Simpson stopped and stared at him. ‘Of course we don’t know who the fucking target is,’ he snapped. ‘If we did, none of this charade would be necessary. We’d just have picked him up and shoved him in the slammer.’

‘Sorry, I meant do you know which division Gecko works for, anything like that? SIS or GCHQ, maybe?’

‘No, not yet. We’ve no idea who he is except that he’s someone highly placed in the security establishment. Now, what you did today was start talking to Richter, the kind of initial meeting we’d do for real in the case of a defection, and I didn’t brief you about it beforehand because I wanted you to handle it as realistically as possible. And it needed to be realistic in case anyone was watching you. Was there anyone else in the hotel when you talked to him?’
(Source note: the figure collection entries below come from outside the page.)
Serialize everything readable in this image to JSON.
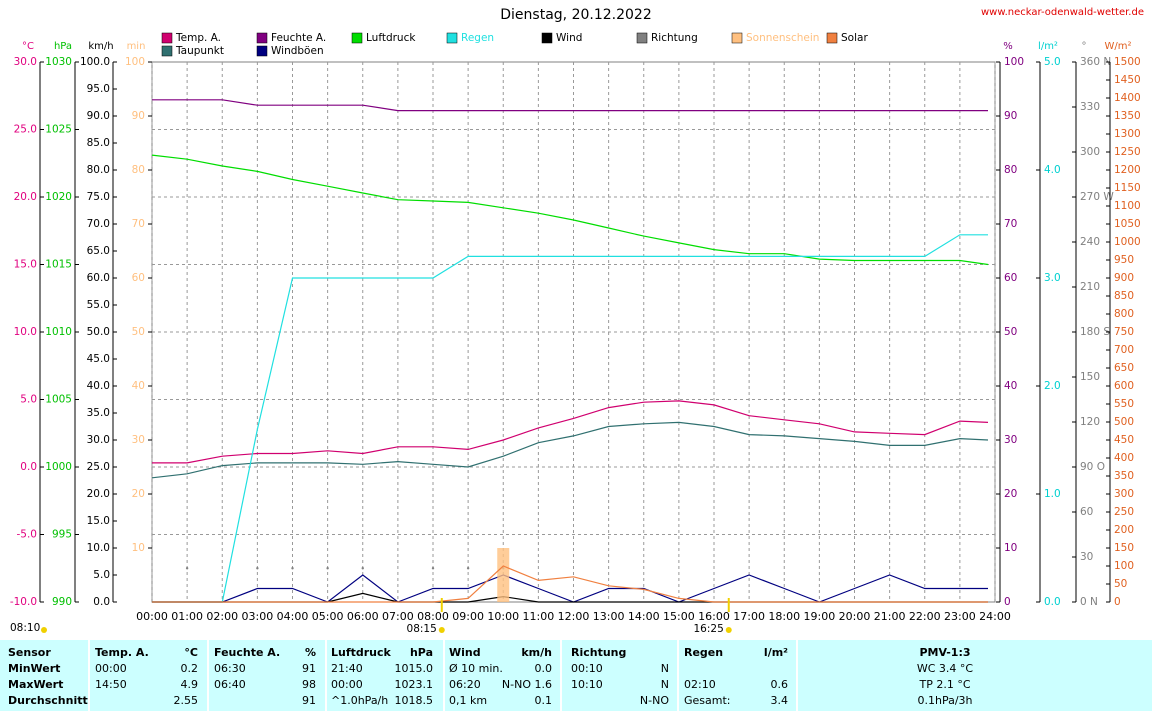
{
  "chart_data": {
    "type": "line",
    "title": "Dienstag, 20.12.2022",
    "source": "www.neckar-odenwald-wetter.de",
    "grid": true,
    "x": [
      0,
      1,
      2,
      3,
      4,
      5,
      6,
      7,
      8,
      9,
      10,
      11,
      12,
      13,
      14,
      15,
      16,
      17,
      18,
      19,
      20,
      21,
      22,
      23,
      23.8
    ],
    "xlim": [
      0,
      24
    ],
    "xticks": [
      {
        "value": 0,
        "label": "00:00"
      },
      {
        "value": 1,
        "label": "01:00"
      },
      {
        "value": 2,
        "label": "02:00"
      },
      {
        "value": 3,
        "label": "03:00"
      },
      {
        "value": 4,
        "label": "04:00"
      },
      {
        "value": 5,
        "label": "05:00"
      },
      {
        "value": 6,
        "label": "06:00"
      },
      {
        "value": 7,
        "label": "07:00"
      },
      {
        "value": 8,
        "label": "08:00"
      },
      {
        "value": 9,
        "label": "09:00"
      },
      {
        "value": 10,
        "label": "10:00"
      },
      {
        "value": 11,
        "label": "11:00"
      },
      {
        "value": 12,
        "label": "12:00"
      },
      {
        "value": 13,
        "label": "13:00"
      },
      {
        "value": 14,
        "label": "14:00"
      },
      {
        "value": 15,
        "label": "15:00"
      },
      {
        "value": 16,
        "label": "16:00"
      },
      {
        "value": 17,
        "label": "17:00"
      },
      {
        "value": 18,
        "label": "18:00"
      },
      {
        "value": 19,
        "label": "19:00"
      },
      {
        "value": 20,
        "label": "20:00"
      },
      {
        "value": 21,
        "label": "21:00"
      },
      {
        "value": 22,
        "label": "22:00"
      },
      {
        "value": 23,
        "label": "23:00"
      },
      {
        "value": 24,
        "label": "24:00"
      }
    ],
    "axes": [
      {
        "unit": "°C",
        "side": "left",
        "color": "#e0007f",
        "lim": [
          -10,
          30
        ],
        "ticks": [
          {
            "value": -10,
            "label": "-10.0"
          },
          {
            "value": -5,
            "label": "-5.0"
          },
          {
            "value": 0,
            "label": "0.0"
          },
          {
            "value": 5,
            "label": "5.0"
          },
          {
            "value": 10,
            "label": "10.0"
          },
          {
            "value": 15,
            "label": "15.0"
          },
          {
            "value": 20,
            "label": "20.0"
          },
          {
            "value": 25,
            "label": "25.0"
          },
          {
            "value": 30,
            "label": "30.0"
          }
        ]
      },
      {
        "unit": "hPa",
        "side": "left",
        "color": "#00c000",
        "lim": [
          990,
          1030
        ],
        "ticks": [
          990,
          995,
          1000,
          1005,
          1010,
          1015,
          1020,
          1025,
          1030
        ]
      },
      {
        "unit": "km/h",
        "side": "left",
        "color": "#000000",
        "lim": [
          0,
          100
        ],
        "ticks": [
          {
            "value": 0,
            "label": "0.0"
          },
          {
            "value": 5,
            "label": "5.0"
          },
          {
            "value": 10,
            "label": "10.0"
          },
          {
            "value": 15,
            "label": "15.0"
          },
          {
            "value": 20,
            "label": "20.0"
          },
          {
            "value": 25,
            "label": "25.0"
          },
          {
            "value": 30,
            "label": "30.0"
          },
          {
            "value": 35,
            "label": "35.0"
          },
          {
            "value": 40,
            "label": "40.0"
          },
          {
            "value": 45,
            "label": "45.0"
          },
          {
            "value": 50,
            "label": "50.0"
          },
          {
            "value": 55,
            "label": "55.0"
          },
          {
            "value": 60,
            "label": "60.0"
          },
          {
            "value": 65,
            "label": "65.0"
          },
          {
            "value": 70,
            "label": "70.0"
          },
          {
            "value": 75,
            "label": "75.0"
          },
          {
            "value": 80,
            "label": "80.0"
          },
          {
            "value": 85,
            "label": "85.0"
          },
          {
            "value": 90,
            "label": "90.0"
          },
          {
            "value": 95,
            "label": "95.0"
          },
          {
            "value": 100,
            "label": "100.0"
          }
        ]
      },
      {
        "unit": "min",
        "side": "left",
        "color": "#ffc080",
        "lim": [
          0,
          100
        ],
        "ticks": [
          10,
          20,
          30,
          40,
          50,
          60,
          70,
          80,
          90,
          100
        ]
      },
      {
        "unit": "%",
        "side": "right",
        "color": "#800080",
        "lim": [
          0,
          100
        ],
        "ticks": [
          0,
          10,
          20,
          30,
          40,
          50,
          60,
          70,
          80,
          90,
          100
        ]
      },
      {
        "unit": "l/m²",
        "side": "right",
        "color": "#00d0d0",
        "lim": [
          0,
          5
        ],
        "ticks": [
          {
            "value": 0,
            "label": "0.0"
          },
          {
            "value": 1,
            "label": "1.0"
          },
          {
            "value": 2,
            "label": "2.0"
          },
          {
            "value": 3,
            "label": "3.0"
          },
          {
            "value": 4,
            "label": "4.0"
          },
          {
            "value": 5,
            "label": "5.0"
          }
        ]
      },
      {
        "unit": "°",
        "side": "right",
        "color": "#808080",
        "lim": [
          0,
          360
        ],
        "ticks": [
          {
            "value": 0,
            "label": "0 N"
          },
          30,
          60,
          {
            "value": 90,
            "label": "90 O"
          },
          120,
          150,
          {
            "value": 180,
            "label": "180 S"
          },
          210,
          240,
          {
            "value": 270,
            "label": "270 W"
          },
          300,
          330,
          {
            "value": 360,
            "label": "360 N"
          }
        ]
      },
      {
        "unit": "W/m²",
        "side": "right",
        "color": "#e06020",
        "lim": [
          0,
          1500
        ],
        "ticks": [
          0,
          50,
          100,
          150,
          200,
          250,
          300,
          350,
          400,
          450,
          500,
          550,
          600,
          650,
          700,
          750,
          800,
          850,
          900,
          950,
          1000,
          1050,
          1100,
          1150,
          1200,
          1250,
          1300,
          1350,
          1400,
          1450,
          1500
        ]
      }
    ],
    "series": [
      {
        "name": "Temp. A.",
        "color": "#d0006f",
        "axis": 0,
        "values": [
          0.3,
          0.3,
          0.8,
          1.0,
          1.0,
          1.2,
          1.0,
          1.5,
          1.5,
          1.3,
          2.0,
          2.9,
          3.6,
          4.4,
          4.8,
          4.9,
          4.6,
          3.8,
          3.5,
          3.2,
          2.6,
          2.5,
          2.4,
          3.4,
          3.3
        ]
      },
      {
        "name": "Taupunkt",
        "color": "#307070",
        "axis": 0,
        "values": [
          -0.8,
          -0.5,
          0.1,
          0.3,
          0.3,
          0.3,
          0.2,
          0.4,
          0.2,
          0.0,
          0.8,
          1.8,
          2.3,
          3.0,
          3.2,
          3.3,
          3.0,
          2.4,
          2.3,
          2.1,
          1.9,
          1.6,
          1.6,
          2.1,
          2.0
        ]
      },
      {
        "name": "Feuchte A.",
        "color": "#800080",
        "axis": 4,
        "values": [
          93,
          93,
          93,
          92,
          92,
          92,
          92,
          91,
          91,
          91,
          91,
          91,
          91,
          91,
          91,
          91,
          91,
          91,
          91,
          91,
          91,
          91,
          91,
          91,
          91
        ]
      },
      {
        "name": "Windböen",
        "color": "#000080",
        "axis": 2,
        "values": [
          0,
          0,
          0,
          2.5,
          2.5,
          0,
          5.0,
          0,
          2.5,
          2.5,
          5.0,
          2.5,
          0,
          2.5,
          2.5,
          0,
          2.5,
          5.0,
          2.5,
          0,
          2.5,
          5.0,
          2.5,
          2.5,
          2.5
        ]
      },
      {
        "name": "Luftdruck",
        "color": "#00dd00",
        "axis": 1,
        "values": [
          1023.1,
          1022.8,
          1022.3,
          1021.9,
          1021.3,
          1020.8,
          1020.3,
          1019.8,
          1019.7,
          1019.6,
          1019.2,
          1018.8,
          1018.3,
          1017.7,
          1017.1,
          1016.6,
          1016.1,
          1015.8,
          1015.8,
          1015.4,
          1015.3,
          1015.3,
          1015.3,
          1015.3,
          1015.0
        ]
      },
      {
        "name": "Regen",
        "color": "#20e0e0",
        "axis": 5,
        "values": [
          0,
          0,
          0,
          1.6,
          3.0,
          3.0,
          3.0,
          3.0,
          3.0,
          3.2,
          3.2,
          3.2,
          3.2,
          3.2,
          3.2,
          3.2,
          3.2,
          3.2,
          3.2,
          3.2,
          3.2,
          3.2,
          3.2,
          3.4,
          3.4
        ]
      },
      {
        "name": "Wind",
        "color": "#000000",
        "axis": 2,
        "values": [
          0,
          0,
          0,
          0,
          0,
          0,
          1.6,
          0,
          0,
          0,
          1.0,
          0,
          0,
          0,
          0,
          0,
          0,
          0,
          0,
          0,
          0,
          0,
          0,
          0,
          0
        ]
      },
      {
        "name": "Richtung",
        "color": "#808080",
        "axis": 6,
        "values": [
          null,
          22.5,
          null,
          22.5,
          22.5,
          22.5,
          22.5,
          null,
          22.5,
          22.5,
          22.5,
          null,
          null,
          null,
          null,
          null,
          null,
          null,
          null,
          null,
          null,
          null,
          null,
          null,
          null
        ]
      },
      {
        "name": "Sonnenschein",
        "color": "#ffc080",
        "axis": 3,
        "values": [
          0,
          0,
          0,
          0,
          0,
          0,
          0,
          0,
          0,
          0,
          10,
          0,
          0,
          0,
          0,
          0,
          0,
          0,
          0,
          0,
          0,
          0,
          0,
          0,
          0
        ]
      },
      {
        "name": "Solar",
        "color": "#f08040",
        "axis": 7,
        "values": [
          0,
          0,
          0,
          0,
          0,
          0,
          0,
          0,
          0,
          10,
          100,
          60,
          70,
          45,
          35,
          10,
          0,
          0,
          0,
          0,
          0,
          0,
          0,
          0,
          0
        ]
      }
    ],
    "annotations": [
      {
        "x": 8.25,
        "label": "08:15"
      },
      {
        "x": 16.42,
        "label": "16:25"
      }
    ],
    "corner_note": "08:10"
  },
  "table": {
    "header": [
      "Sensor",
      "Temp. A.",
      "°C",
      "Feuchte A.",
      "%",
      "Luftdruck",
      "hPa",
      "Wind",
      "km/h",
      "Richtung",
      null,
      "Regen",
      "l/m²",
      "PMV-1:3"
    ],
    "rows": [
      [
        "MinWert",
        "00:00",
        "0.2",
        "06:30",
        "91",
        "21:40",
        "1015.0",
        "Ø 10 min.",
        "0.0",
        "00:10",
        "N",
        null,
        null,
        "WC 3.4 °C"
      ],
      [
        "MaxWert",
        "14:50",
        "4.9",
        "06:40",
        "98",
        "00:00",
        "1023.1",
        "06:20",
        "N-NO 1.6",
        "10:10",
        "N",
        "02:10",
        "0.6",
        "TP 2.1 °C"
      ],
      [
        "Durchschnitt",
        null,
        "2.55",
        null,
        "91",
        "^1.0hPa/h",
        "1018.5",
        "0,1 km",
        "0.1",
        null,
        "N-NO",
        "Gesamt:",
        "3.4",
        "0.1hPa/3h"
      ]
    ]
  }
}
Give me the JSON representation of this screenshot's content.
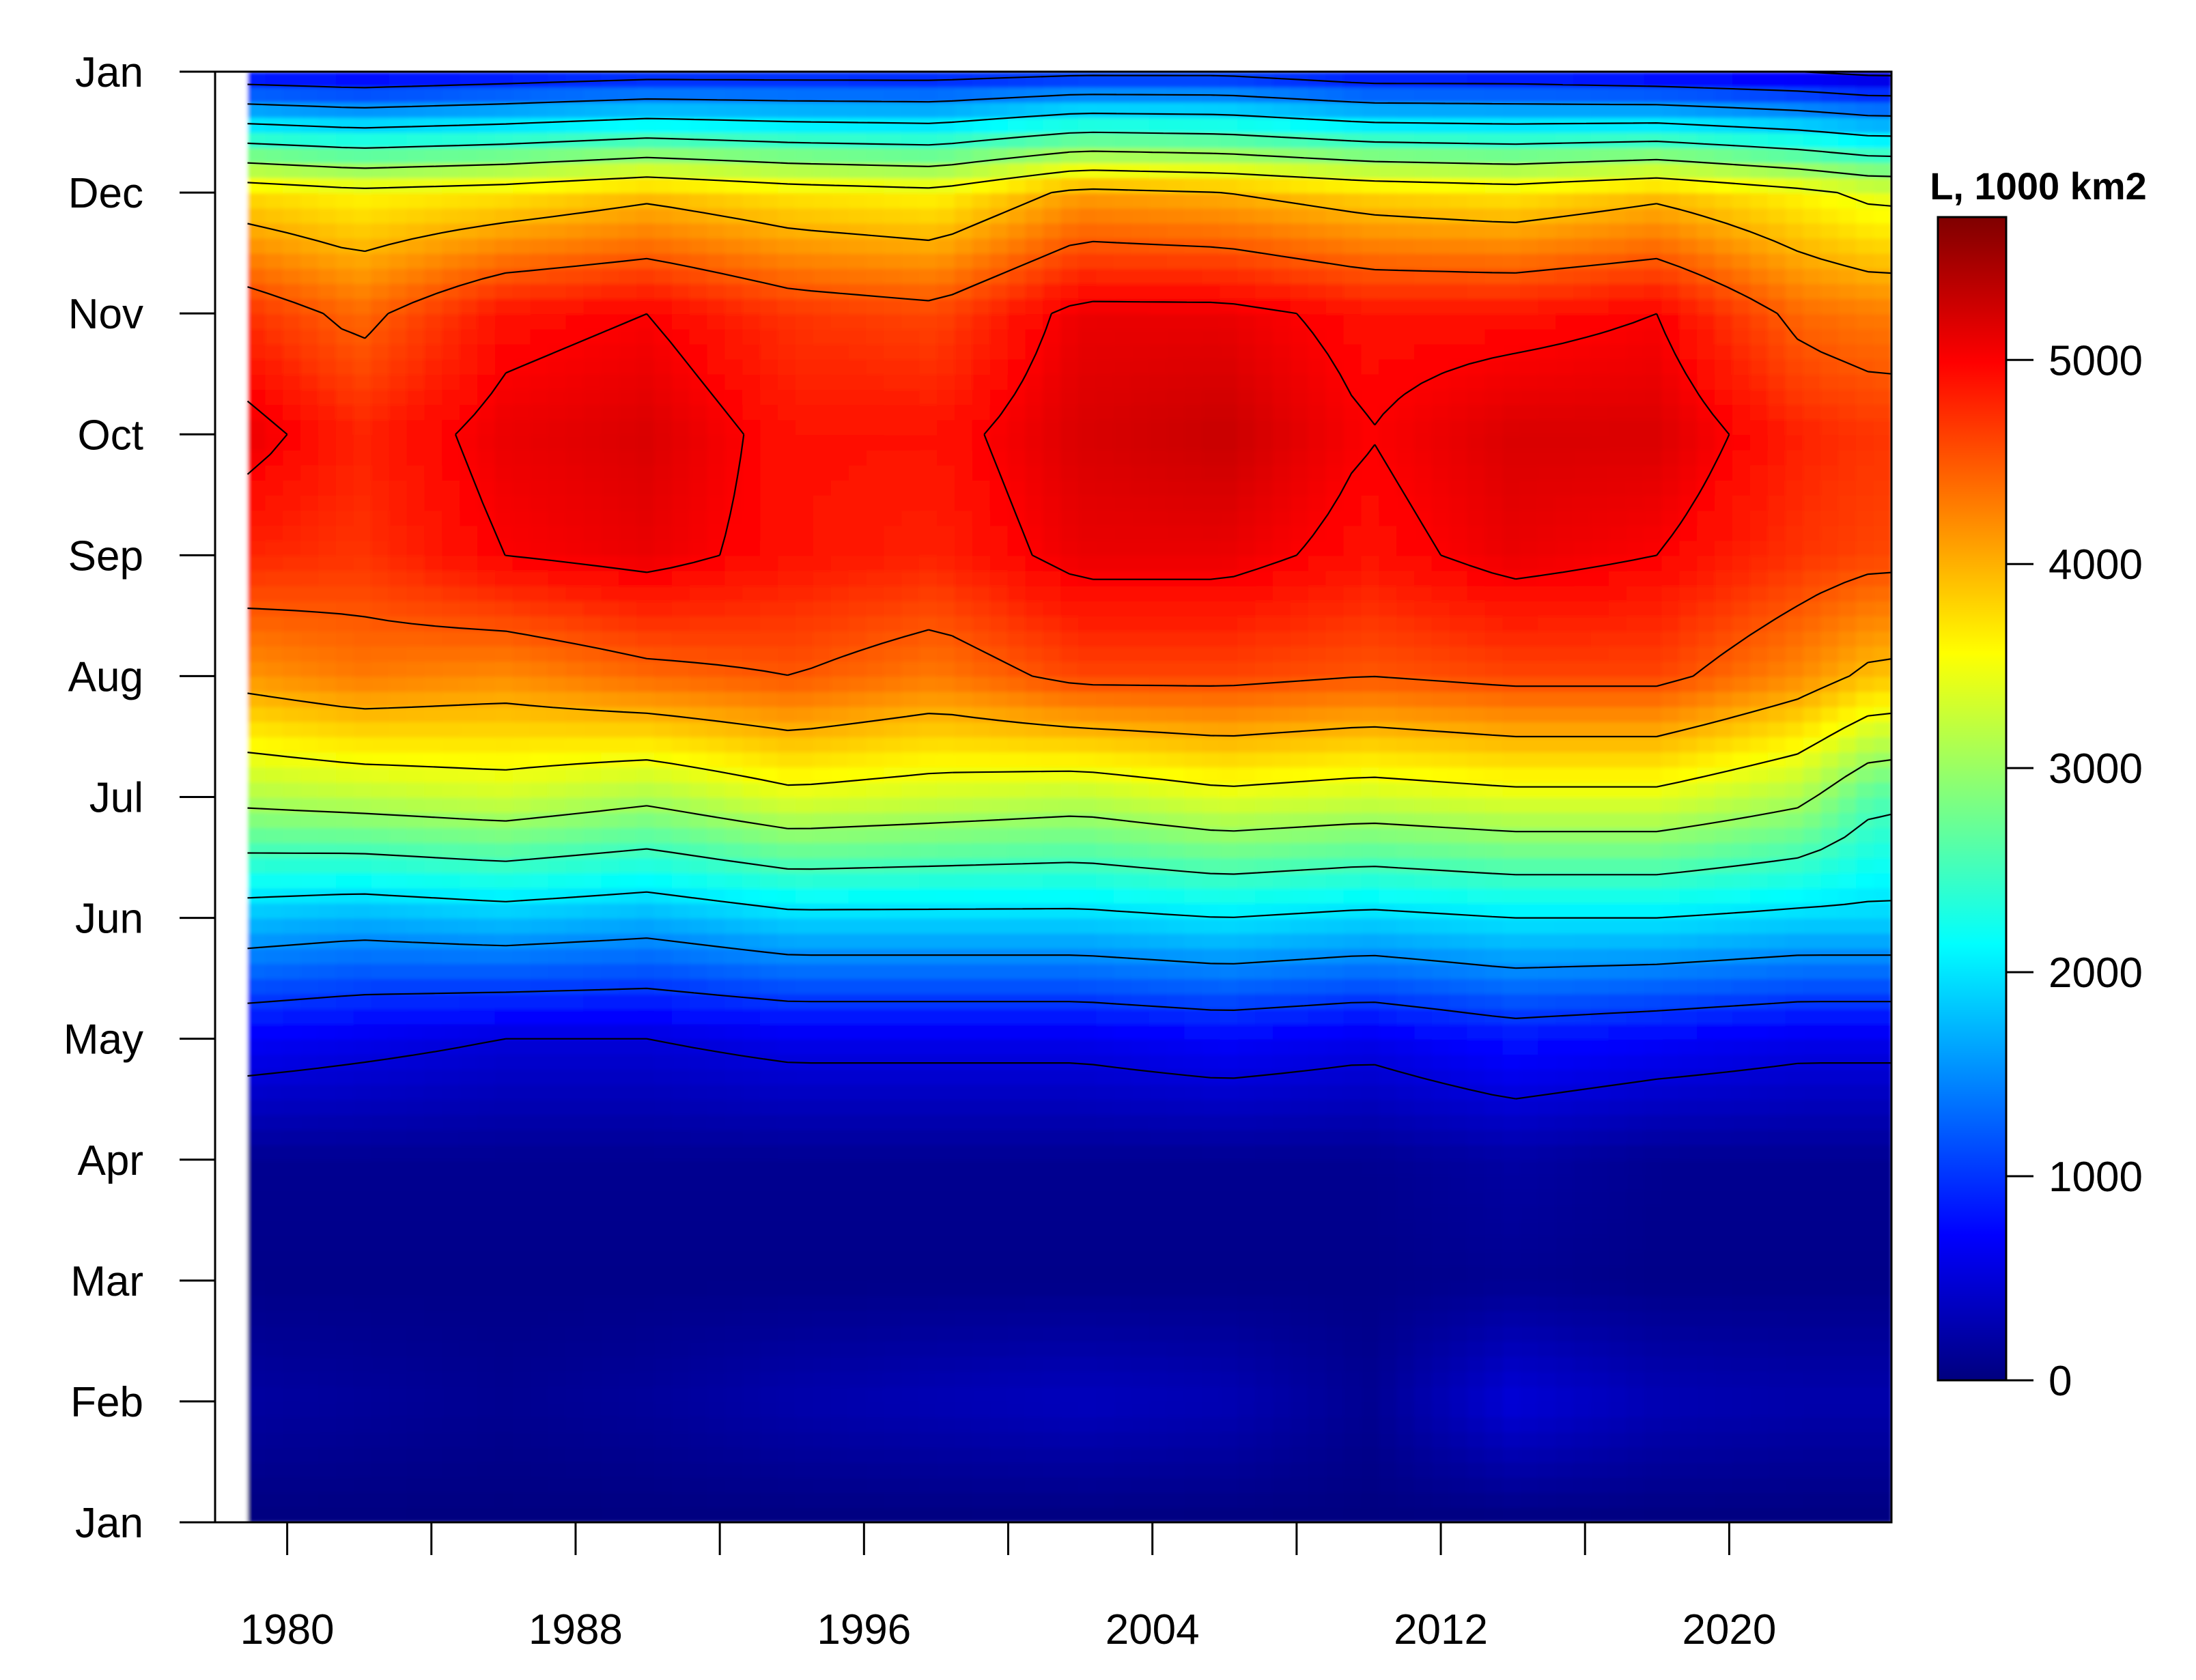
{
  "chart_data": {
    "type": "heatmap",
    "title": "",
    "xlabel": "",
    "ylabel": "",
    "x_ticks": [
      1980,
      1984,
      1988,
      1992,
      1996,
      2000,
      2004,
      2008,
      2012,
      2016,
      2020
    ],
    "x_tick_labels": [
      "1980",
      "1988",
      "1996",
      "2004",
      "2012",
      "2020"
    ],
    "x_range": [
      1978,
      2024.5
    ],
    "y_tick_labels": [
      "Jan",
      "Feb",
      "Mar",
      "Apr",
      "May",
      "Jun",
      "Jul",
      "Aug",
      "Sep",
      "Oct",
      "Nov",
      "Dec",
      "Jan"
    ],
    "y_range_months": [
      0,
      12
    ],
    "legend": {
      "title": "L, 1000 km2",
      "ticks": [
        0,
        1000,
        2000,
        3000,
        4000,
        5000
      ],
      "tick_labels": [
        "0",
        "1000",
        "2000",
        "3000",
        "4000",
        "5000"
      ],
      "range": [
        0,
        5700
      ],
      "colormap": [
        "#00007f",
        "#0000ff",
        "#007fff",
        "#00ffff",
        "#7fff7f",
        "#ffff00",
        "#ff7f00",
        "#ff0000",
        "#7f0000"
      ],
      "placement": "right"
    },
    "contours": true,
    "approx_grid": {
      "years": [
        1978,
        1982,
        1986,
        1990,
        1994,
        1998,
        2002,
        2006,
        2010,
        2014,
        2018,
        2022,
        2024
      ],
      "months": [
        0,
        1,
        2,
        3,
        4,
        5,
        6,
        7,
        8,
        9,
        10,
        11,
        12
      ],
      "values": [
        [
          0,
          0,
          0,
          0,
          0,
          0,
          0,
          0,
          0,
          0,
          0,
          0,
          0
        ],
        [
          200,
          150,
          100,
          150,
          250,
          300,
          350,
          300,
          100,
          500,
          300,
          250,
          250
        ],
        [
          50,
          50,
          50,
          50,
          50,
          50,
          50,
          50,
          50,
          100,
          50,
          50,
          50
        ],
        [
          100,
          100,
          100,
          100,
          100,
          100,
          100,
          100,
          100,
          200,
          100,
          100,
          100
        ],
        [
          700,
          600,
          500,
          500,
          600,
          600,
          600,
          700,
          600,
          800,
          700,
          600,
          600
        ],
        [
          1800,
          1700,
          1800,
          1700,
          1900,
          1900,
          1900,
          2000,
          1900,
          2000,
          2000,
          1900,
          1900
        ],
        [
          3100,
          3200,
          3300,
          3100,
          3400,
          3300,
          3200,
          3400,
          3300,
          3400,
          3400,
          3100,
          2600
        ],
        [
          4100,
          4300,
          4200,
          4400,
          4500,
          4300,
          4600,
          4600,
          4500,
          4600,
          4600,
          4200,
          3900
        ],
        [
          4800,
          4700,
          5000,
          5100,
          4900,
          4800,
          5100,
          5100,
          4900,
          5100,
          5000,
          4700,
          4600
        ],
        [
          5200,
          4800,
          5100,
          5200,
          4900,
          4900,
          5200,
          5300,
          5000,
          5200,
          5200,
          4800,
          4700
        ],
        [
          4800,
          4400,
          4900,
          5000,
          4700,
          4600,
          5100,
          5100,
          4900,
          4900,
          5000,
          4400,
          4300
        ],
        [
          3800,
          3600,
          3700,
          3900,
          3700,
          3600,
          4100,
          4000,
          3800,
          3700,
          3900,
          3600,
          3400
        ],
        [
          700,
          600,
          700,
          800,
          800,
          800,
          900,
          900,
          700,
          700,
          600,
          500,
          400
        ]
      ]
    }
  }
}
‘Richter’s good,’ Hughes said grudgingly. ‘I thought he was a plant, but it never occurred to me that he wasn’t Russian. No, there was nobody in the lounge apart from the barman – and I presume you’d exclude him – and the only other person who turned up was some French guy who walked in and ordered a beer. He was there for about five minutes.’

‘You’re quite certain he was French?’

‘Yes, he chatted to the barman for a few minutes, about some story in the newspaper. He was a local, I’m sure.’

‘Right,’ Simpson said, nodding, ‘so it looks like Gecko hasn’t shown yet. Richter will be staying at the hotel tonight, and you’ll be seeing him again tomorrow. Carry on exactly as you’d do if this was for real. I’ll brief him tonight so that he, too, knows what he’s supposed to do.’

‘And then?’

‘And then you pack your bags and head for the hills. If Gecko doesn’t appear here tomorrow either, we’ll know he hasn’t taken the bait. And if he does, I’ve got people waiting ready to take him down.’

‘Take him down as in kill him?’

‘If it comes to that, yes, but I’d rather keep the bastard alive so we can sweat him for a while. We need to identify his case officer or handler, and he’ll have some other useful information, no doubt. We’ll kill him only if we’ve got no other options.’